Cameron Pattison
Graduate Student
Cameron Pattison is a PhD student in Philosophy at Vanderbilt University whose work bridges formal epistemology and the philosophy of AI. He studies how people and systems represent, compare, and evaluate information—and how those comparisons should guide belief and decision-making. Across projects, he develops principled accounts of similarity and distance that travel between agents, between texts, and into AI systems that compress or synthesize evidence. Recent work includes formal tools for comparing non-ideal agents’ belief states and a framework for evaluating AI summaries by the beliefs they induce, rather than by surface overlap alone. The aim is both theoretical and practical: to clarify what warranted belief looks like in real use, and to supply measures that help researchers and policymakers detect epistemic risk in high-stakes settings. He co-directs Vanderbilt’s AI and the Human seminar and is a research affiliate of ANU’s Machine Intelligence and Normative Theory (MINT) Lab.

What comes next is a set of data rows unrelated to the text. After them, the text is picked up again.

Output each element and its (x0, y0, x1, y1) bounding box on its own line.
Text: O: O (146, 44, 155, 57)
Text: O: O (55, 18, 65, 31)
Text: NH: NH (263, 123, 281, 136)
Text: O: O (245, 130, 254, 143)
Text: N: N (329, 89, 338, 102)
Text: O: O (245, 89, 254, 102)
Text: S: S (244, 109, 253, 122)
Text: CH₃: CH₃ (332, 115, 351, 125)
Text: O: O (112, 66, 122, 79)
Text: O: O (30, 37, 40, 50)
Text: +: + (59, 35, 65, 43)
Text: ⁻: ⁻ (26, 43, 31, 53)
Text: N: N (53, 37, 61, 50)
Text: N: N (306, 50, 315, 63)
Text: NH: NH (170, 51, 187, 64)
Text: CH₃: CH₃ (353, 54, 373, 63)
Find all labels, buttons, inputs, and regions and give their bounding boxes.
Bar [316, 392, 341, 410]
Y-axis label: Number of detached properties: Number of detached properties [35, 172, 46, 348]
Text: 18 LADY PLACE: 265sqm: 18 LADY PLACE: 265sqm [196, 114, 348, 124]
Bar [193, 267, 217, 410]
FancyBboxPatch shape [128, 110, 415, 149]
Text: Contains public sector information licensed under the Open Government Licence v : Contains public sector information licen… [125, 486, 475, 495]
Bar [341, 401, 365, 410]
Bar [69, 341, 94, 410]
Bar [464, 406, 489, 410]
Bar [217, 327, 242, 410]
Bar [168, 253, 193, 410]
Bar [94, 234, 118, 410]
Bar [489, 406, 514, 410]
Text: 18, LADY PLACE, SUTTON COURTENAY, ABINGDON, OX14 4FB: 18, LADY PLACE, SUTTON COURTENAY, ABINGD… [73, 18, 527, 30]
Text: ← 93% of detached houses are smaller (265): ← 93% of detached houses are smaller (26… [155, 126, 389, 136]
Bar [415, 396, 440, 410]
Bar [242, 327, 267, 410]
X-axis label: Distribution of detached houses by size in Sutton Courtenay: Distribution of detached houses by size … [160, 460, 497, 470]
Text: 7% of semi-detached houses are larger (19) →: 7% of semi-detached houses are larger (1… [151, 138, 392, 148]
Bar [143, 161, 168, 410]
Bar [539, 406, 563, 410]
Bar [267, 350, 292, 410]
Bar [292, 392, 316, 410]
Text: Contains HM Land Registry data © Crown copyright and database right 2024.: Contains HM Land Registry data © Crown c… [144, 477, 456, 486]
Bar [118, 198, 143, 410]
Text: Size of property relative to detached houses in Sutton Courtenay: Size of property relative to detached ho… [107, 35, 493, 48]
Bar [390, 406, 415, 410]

His recent public writing appears at Tech Policy Press.
Lacy-Fischer Interdisciplinary Research Grant (2025); Berry Publication Prize (2025, 2024); Vanderbilt Award for Doctoral Discovery (2024); Berry First-Year Teaching Award (2024); Vanderbilt Graduate School Travel Grant (2024); Vanderbilt Philosophy Department Travel Grant (2024); Russell G. Hamilton Scholar (2023); Ernest Fortin Memorial Foundation Summer Grant (2022); Phi Beta Kappa; J. Glen Gray Award; Distinction in Philosophy, magna cum laude (Colorado College).
In recognition of his contributions throughout the course of the last year, Cameron has received several awards, including the Berry First-Year Teaching Award, the Berry Publication Prize, the Vanderbilt Award for Doctoral Discovery, and the Russell G. Hamilton Scholarship.
Contact: For inquiries or collaborations, please reach out to Cameron Pattison via email at cameron.pattison@vanderbilt.edu.
Specializations
Philosophy of AI; Formal Epistemology; Ethics; Ancient Philosophy; Islamic Philosophy.